Military station built by the British Army

Fort White (Kuki-Chin: Thangmual) was a small military station in Chin State, Myanmar. It was built by the British Army under Field Marshal Sir George Stuart White and was the site of many local battles. It is located in Tedim Township. Remains of the fort can still be found at the site.

== History ==
While originally the base of Siyin chief Thuk Kham, George White and his troops established Fort White during British expedition of the Chin Hills on 9 April 1889. It was named after Field Marshal Sir George White, the first invading British Army officer.
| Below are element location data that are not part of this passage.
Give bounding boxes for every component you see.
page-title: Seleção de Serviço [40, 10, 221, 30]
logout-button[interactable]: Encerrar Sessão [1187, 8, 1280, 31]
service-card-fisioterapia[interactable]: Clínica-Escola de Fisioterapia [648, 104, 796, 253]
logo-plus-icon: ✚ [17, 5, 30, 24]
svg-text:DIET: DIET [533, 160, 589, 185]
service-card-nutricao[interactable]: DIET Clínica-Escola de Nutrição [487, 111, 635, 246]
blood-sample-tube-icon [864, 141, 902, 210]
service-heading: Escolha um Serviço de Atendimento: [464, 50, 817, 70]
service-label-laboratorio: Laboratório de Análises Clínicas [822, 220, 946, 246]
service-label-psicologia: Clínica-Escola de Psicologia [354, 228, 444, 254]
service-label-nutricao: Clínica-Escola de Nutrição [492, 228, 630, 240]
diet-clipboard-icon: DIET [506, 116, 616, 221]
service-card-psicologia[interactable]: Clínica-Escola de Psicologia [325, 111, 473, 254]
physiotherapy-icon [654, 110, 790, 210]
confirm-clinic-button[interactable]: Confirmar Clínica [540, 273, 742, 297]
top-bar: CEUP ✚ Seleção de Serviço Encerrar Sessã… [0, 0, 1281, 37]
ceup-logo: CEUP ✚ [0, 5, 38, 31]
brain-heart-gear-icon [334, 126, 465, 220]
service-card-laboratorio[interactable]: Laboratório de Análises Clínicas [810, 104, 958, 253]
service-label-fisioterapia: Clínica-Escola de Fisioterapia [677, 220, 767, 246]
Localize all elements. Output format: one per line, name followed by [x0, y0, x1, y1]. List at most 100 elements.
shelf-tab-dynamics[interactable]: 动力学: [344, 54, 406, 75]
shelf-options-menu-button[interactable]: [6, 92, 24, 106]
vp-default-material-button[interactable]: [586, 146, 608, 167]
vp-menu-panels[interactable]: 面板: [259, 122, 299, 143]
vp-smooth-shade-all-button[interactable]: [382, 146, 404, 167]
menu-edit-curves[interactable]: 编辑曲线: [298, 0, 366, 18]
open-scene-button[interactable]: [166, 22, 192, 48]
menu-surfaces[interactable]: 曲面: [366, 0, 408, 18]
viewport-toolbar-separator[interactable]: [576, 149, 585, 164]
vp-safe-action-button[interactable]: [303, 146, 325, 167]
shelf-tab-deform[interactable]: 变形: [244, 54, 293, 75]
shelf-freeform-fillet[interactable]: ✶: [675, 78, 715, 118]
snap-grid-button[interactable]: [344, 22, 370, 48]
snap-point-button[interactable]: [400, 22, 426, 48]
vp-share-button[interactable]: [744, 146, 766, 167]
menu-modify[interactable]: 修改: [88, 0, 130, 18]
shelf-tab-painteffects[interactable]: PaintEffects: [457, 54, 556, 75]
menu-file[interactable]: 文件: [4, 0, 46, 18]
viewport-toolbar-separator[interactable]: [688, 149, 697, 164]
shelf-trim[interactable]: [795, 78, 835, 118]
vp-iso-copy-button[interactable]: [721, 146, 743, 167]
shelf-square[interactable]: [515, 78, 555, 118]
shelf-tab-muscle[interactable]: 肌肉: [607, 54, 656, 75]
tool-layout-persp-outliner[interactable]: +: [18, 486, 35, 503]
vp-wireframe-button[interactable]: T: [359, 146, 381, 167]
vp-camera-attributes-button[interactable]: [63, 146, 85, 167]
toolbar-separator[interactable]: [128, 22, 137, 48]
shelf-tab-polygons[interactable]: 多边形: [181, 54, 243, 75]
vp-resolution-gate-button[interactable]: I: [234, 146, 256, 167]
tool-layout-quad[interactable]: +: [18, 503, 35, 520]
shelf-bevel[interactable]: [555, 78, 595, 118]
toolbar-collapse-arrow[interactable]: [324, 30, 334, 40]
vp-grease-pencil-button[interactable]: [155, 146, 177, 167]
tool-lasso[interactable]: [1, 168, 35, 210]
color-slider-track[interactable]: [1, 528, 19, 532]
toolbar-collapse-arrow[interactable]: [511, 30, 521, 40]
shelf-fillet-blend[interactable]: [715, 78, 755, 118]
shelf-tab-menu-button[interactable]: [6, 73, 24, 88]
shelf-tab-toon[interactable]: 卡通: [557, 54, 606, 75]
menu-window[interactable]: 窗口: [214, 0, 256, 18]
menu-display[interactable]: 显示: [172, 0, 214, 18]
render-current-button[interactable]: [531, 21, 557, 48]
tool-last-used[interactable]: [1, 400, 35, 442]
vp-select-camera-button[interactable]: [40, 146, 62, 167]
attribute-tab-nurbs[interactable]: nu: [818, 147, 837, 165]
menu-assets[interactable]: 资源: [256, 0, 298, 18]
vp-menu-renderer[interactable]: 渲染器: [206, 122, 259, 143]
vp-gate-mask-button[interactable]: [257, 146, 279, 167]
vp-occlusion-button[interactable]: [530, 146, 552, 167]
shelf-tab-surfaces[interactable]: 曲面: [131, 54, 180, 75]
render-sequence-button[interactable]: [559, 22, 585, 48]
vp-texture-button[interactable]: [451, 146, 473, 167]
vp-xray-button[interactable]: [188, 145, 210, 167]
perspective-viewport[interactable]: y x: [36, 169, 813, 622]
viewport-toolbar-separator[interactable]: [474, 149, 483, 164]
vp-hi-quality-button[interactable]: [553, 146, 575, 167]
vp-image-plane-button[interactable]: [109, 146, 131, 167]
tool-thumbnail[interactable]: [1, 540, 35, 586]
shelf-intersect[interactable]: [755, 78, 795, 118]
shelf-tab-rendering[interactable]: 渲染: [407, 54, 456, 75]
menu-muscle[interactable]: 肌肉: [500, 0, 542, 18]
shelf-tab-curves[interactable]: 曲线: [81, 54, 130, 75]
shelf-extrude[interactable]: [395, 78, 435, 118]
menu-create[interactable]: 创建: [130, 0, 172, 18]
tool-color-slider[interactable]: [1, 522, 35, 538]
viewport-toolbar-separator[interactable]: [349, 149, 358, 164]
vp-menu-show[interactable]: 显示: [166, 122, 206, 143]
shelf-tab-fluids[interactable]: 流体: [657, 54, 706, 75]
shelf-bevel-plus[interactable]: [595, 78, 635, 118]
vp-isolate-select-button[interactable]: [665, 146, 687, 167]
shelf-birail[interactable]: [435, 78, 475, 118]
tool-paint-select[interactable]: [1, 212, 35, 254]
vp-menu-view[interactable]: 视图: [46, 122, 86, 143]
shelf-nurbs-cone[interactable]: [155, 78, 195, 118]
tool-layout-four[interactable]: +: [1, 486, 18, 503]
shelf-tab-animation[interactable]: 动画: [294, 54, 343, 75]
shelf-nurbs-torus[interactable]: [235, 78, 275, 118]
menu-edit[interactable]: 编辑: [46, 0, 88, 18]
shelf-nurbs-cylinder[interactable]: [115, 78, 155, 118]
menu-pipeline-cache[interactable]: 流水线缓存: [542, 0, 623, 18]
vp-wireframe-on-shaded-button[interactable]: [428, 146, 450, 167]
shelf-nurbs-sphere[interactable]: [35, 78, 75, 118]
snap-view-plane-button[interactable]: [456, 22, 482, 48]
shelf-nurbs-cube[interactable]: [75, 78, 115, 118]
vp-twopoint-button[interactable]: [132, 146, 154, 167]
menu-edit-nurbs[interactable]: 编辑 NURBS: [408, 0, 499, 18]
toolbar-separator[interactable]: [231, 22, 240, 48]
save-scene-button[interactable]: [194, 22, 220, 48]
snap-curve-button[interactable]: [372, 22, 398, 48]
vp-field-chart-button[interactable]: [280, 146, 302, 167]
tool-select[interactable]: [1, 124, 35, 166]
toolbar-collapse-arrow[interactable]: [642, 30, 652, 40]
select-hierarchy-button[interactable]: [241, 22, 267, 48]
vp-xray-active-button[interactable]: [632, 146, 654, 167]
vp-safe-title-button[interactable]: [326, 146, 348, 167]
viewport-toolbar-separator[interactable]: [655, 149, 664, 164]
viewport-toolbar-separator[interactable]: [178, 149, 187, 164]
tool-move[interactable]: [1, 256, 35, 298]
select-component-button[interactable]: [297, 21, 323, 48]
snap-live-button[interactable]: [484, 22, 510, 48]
It was garrisoned and a post and telegraph office established there on 13 January 1889 to be linked with their rearward Kalemyo of Sagaing Division, and other parts of the country, such as Yangon.

On 9 October 1892, Siyins rebelled against British authority and started at the site of Fort White.

A heliograph station was constructed on the Letha range west of the stockade at a distance of about four furlongs. It belonged to the Chin Hills Bn (BFF) of Falam and communicated with other outstation such as, Kalemyo, No. 3 Stockade (Natang), Dimlo-Tiddim, Lungpi-Falam and Haka.

British soldiers killed in action against the Chin forces were buried at a nearby cemetery locals dub "the white cemetery".

In 1944, during World War II, the fort was almost entirely destroyed. The remains of the fort and the nearby cemetery still mark the locality.

== Rendering ==

This fort is an important historic spot in the Chin Hills. It was painted by artist Daniel Son za Howe from his memory as he remembered seeing it in his boyhood when he frequented there for sightseeing.